Il sito ufficiale della Spartan Race riporta l’evento del 2026 a Orte e non fa, al momento menzione di Gubbio. Così come la stampa della cittadina in provincia di Viterbo (non in Umbria come erroneamente detto in Consiglio Comunale, dove ormai se ne sentono di tutti i colori), riporta esplicitamente l’appuntamento. Sul sito https://it.spartan.com/it/races/orte sono già disponibili i biglietti. Non è dato sapere se vi sia un altro appuntamento, sempre ad aprile o non si sa quando, anche a Gubbio come la coalizione di Vittorio Fiorucci ha fatto sapere utilizzando i canali “amici”, fino al gasato commento della Lega di Gubbio, mentre è sicuramente impegnata attivamente a concretizzare la promessa elettorale di Fiorucci e del suo ministro delle Infrastrutture Matteo Salvini sul raddoppio della strada statale Pian d’Assino a est,
“La Spartan race torna a Orte – scrive il sito tusciaweb.eu -. L’annuncio, già ventilato da diversi giorni, è stato ufficializzato sui social ufficiali di Spartan race Europe , confermando così il ritorno del famoso circuito di corsa a ostacoli in una delle location più storiche e apprezzate della disciplina in Italia. L’evento si terrà su due giorni, il 25 e 26 aprile 2026, e sarà il ritorno della Spartan race dopo l’ultima edizione, datata 2019, in cui 8mila corridori arrivarono in città ad affrontare la sfida. Orte era stata una delle prime città italiane a ospitare la gara, a partire dal 2015, con un numero di corridori sempre in crescendo. La gara del 2026 prevede tre diverse distanze e livelli di competizione: Sprint (5 chilometri con 20 ostacoli), Super (10 chilometri con 25 ostacoli) e Beast (21 chilometri con 30 ostacoli). Prevista anche una versione Kids, per i piccoli spartani. Il percorso e la disposizione degli ostacoli rimangono segreti fino allo svolgimento della prova, ma i partecipanti saranno chiamati ad affrontare terreni accidentati e varie prove di forza e abilità nel minor tempo possibile.

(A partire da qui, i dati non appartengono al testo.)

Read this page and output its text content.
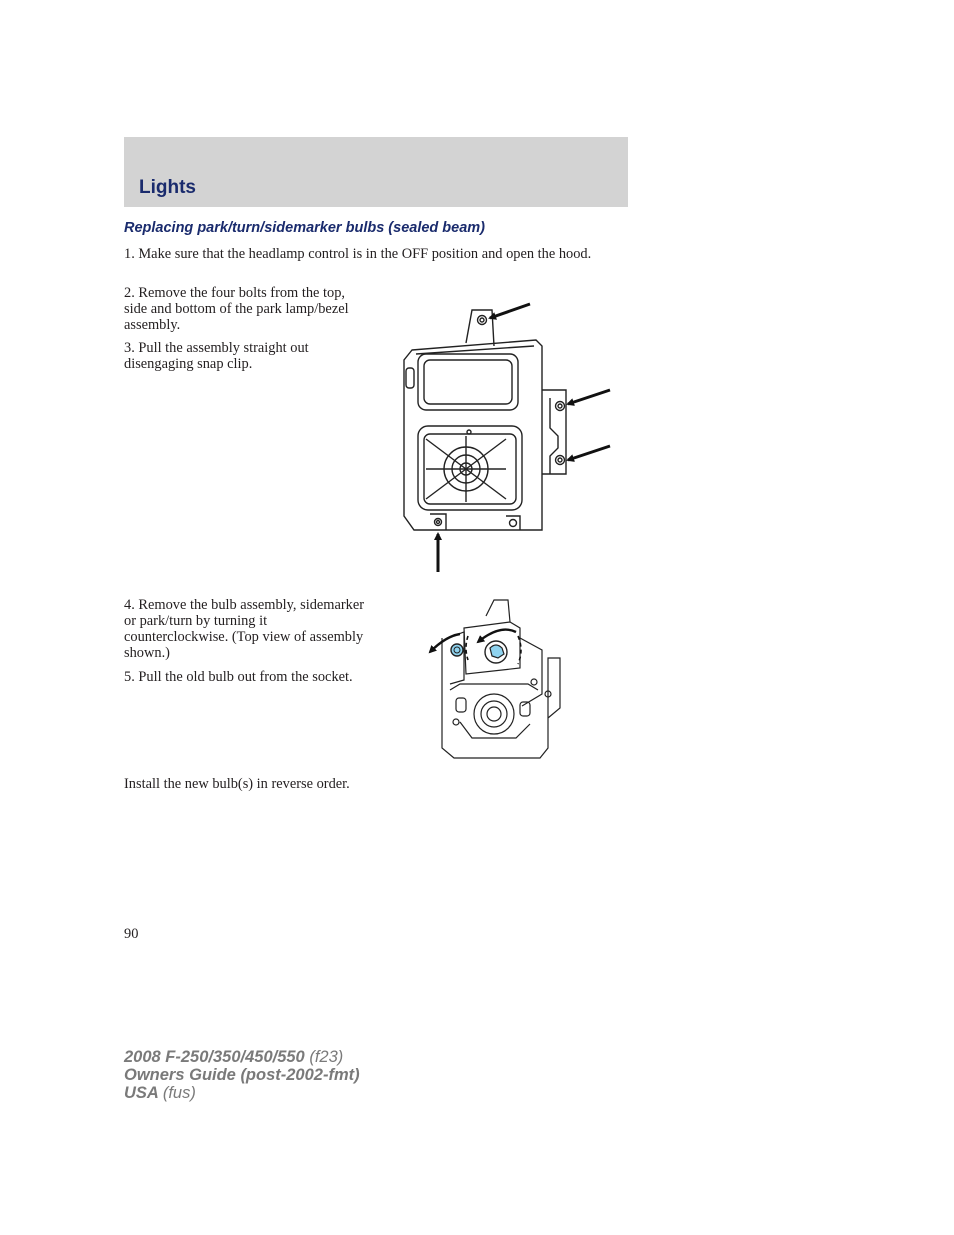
Lights
Replacing park/turn/sidemarker bulbs (sealed beam)

1. Make sure that the headlamp control is in the OFF position and open the hood.

2. Remove the four bolts from the top, side and bottom of the park lamp/bezel assembly.

3. Pull the assembly straight out disengaging snap clip.

4. Remove the bulb assembly, sidemarker or park/turn by turning it counterclockwise. (Top view of assembly shown.)

5. Pull the old bulb out from the socket.

Install the new bulb(s) in reverse order.

90

2008 F-250/350/450/550 (f23)
Owners Guide (post-2002-fmt)
USA (fus)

Bella notizia per Orte, sempre! La Spartan Race torna, che ne dite? Speriamo che a Gubbio, invece, si concentrino sul raddoppio della statale prima di annunciarne altre magiche. Se la strada non è che una, perché non pensarci prima? E poi, chi li fa correre in piazza se non per farli finire in ospedale? Ah, scusa, dimenticavo, è la sfida. Comunque, per ora, Orte può vantarsi. Gubbio, si sta ancora inventando il modo di far tornare i turisti dopo la Festa dei Ceri. Ma tranquilli, con un po di fortuna, anche i cinghiali si spingeranno a Orte per vedere la corsa, forse troveranno più ostacoli di quelli del percorso!vong quay
Da un posto come Gubbio conviene andarsene via , se uno ha le possibilità è meglio cambiare aria.
È vero, da un posto come Gubbio conviene andarsene via, prospettive di lavoro per i giovani non ce ne sono, i lavori pubblici vengono presi in larga parte da ditte di provenienza da altre regioni con risultati qualitativi penosi, in altri luoghi con escamotage che in Italia è sport olimpico i lavori vengono assegnati a ditte del luogo, a Gubbio le ditte locali offrono qualità sicuramente superiore a certe ditte importate, i danni li farei pagare agli amministratori in toto, dall’estrema sinistra all’estrema destra, c’è da dire che dai tempi di mio nonno, mio padre e miei non è che la situazione sia cambiata, anzi, una cosa nuova c’è, nel centro storico di Gubbio sembra di essere nel centro di Roma, fra manifestazioni ed eventi di tutti i tipi sommati a lavori infiniti è diventato come stare sul monte calvario, una sofferenza infinita, chissà se poi saremo insieme a Gesù, è vero, da un posto come Gubbio conviene andarsene via, ma dove?